The term strange occupies a powerful position in the early modern English vocabulary, and it is one tool through which early modern English speakers and writers attempted to understand and articulate the human experience. It therefore provides a fascinating example of one way in which a culture processes major change in a period of newness, doubt, and aesthetic and linguistic development. This is just as true of the more “provincial” area of Chester as it is of London or the royal court.

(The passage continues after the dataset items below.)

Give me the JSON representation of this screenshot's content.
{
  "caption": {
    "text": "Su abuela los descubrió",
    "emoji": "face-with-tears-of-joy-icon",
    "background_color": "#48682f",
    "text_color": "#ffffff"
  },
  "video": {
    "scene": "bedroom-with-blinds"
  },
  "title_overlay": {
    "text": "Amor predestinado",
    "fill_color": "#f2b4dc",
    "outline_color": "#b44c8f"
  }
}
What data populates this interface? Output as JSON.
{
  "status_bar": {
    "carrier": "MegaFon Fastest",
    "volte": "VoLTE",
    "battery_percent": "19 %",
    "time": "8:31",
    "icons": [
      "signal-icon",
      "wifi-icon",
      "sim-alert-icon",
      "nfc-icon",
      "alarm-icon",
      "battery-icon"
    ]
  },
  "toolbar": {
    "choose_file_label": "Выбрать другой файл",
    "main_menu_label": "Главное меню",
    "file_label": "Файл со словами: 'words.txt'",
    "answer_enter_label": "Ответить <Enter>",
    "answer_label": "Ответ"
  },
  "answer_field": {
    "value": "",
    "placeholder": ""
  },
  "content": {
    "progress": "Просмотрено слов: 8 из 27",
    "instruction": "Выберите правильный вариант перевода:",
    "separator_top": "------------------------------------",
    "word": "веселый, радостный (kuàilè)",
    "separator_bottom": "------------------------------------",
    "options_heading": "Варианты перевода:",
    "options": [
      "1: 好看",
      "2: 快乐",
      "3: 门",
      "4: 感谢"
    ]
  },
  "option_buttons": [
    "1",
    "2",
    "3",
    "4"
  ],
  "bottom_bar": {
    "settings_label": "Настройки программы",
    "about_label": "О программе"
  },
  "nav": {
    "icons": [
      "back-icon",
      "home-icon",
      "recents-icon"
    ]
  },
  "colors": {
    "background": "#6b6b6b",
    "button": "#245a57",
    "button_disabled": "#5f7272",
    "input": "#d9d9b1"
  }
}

For early modern England, “strangeness” is at the root of legal questions of immigration and nationhood, it provides the means to make sense of challenging natural phenomena, and it is a site of debate about human communication and how individuals process and articulate their experience of the physical and social world. In the early years of James’s reign, the word begins to take on even more concentrated associations as it fell into the cultural spotlight: how is language related to thought and can words be trusted? What do mechanical inventions signify and to what ends can they be used? How should forbidden or queer desire be expressed? How can we relate powerful sensory experiences?
Strangeness in Jacobean Drama aims to plant some of the seeds for exploring these questions and identifying the widespread cultural and dramatic significance of “strangeness.” In some oblique way, I also wonder if it might tell us something about the experience of living through times of extreme uncertainty and scepticism (something achingly familiar to us in 2020). For, as I suggest in the book, the early modern concept of strangeness doesn’t simply serve to reflect or accept profound doubt but reacts to it—it represents an “attempt to resist total uncertainty and confusion by constructing open-ended and productively ambiguous aesthetic and linguistic responses.”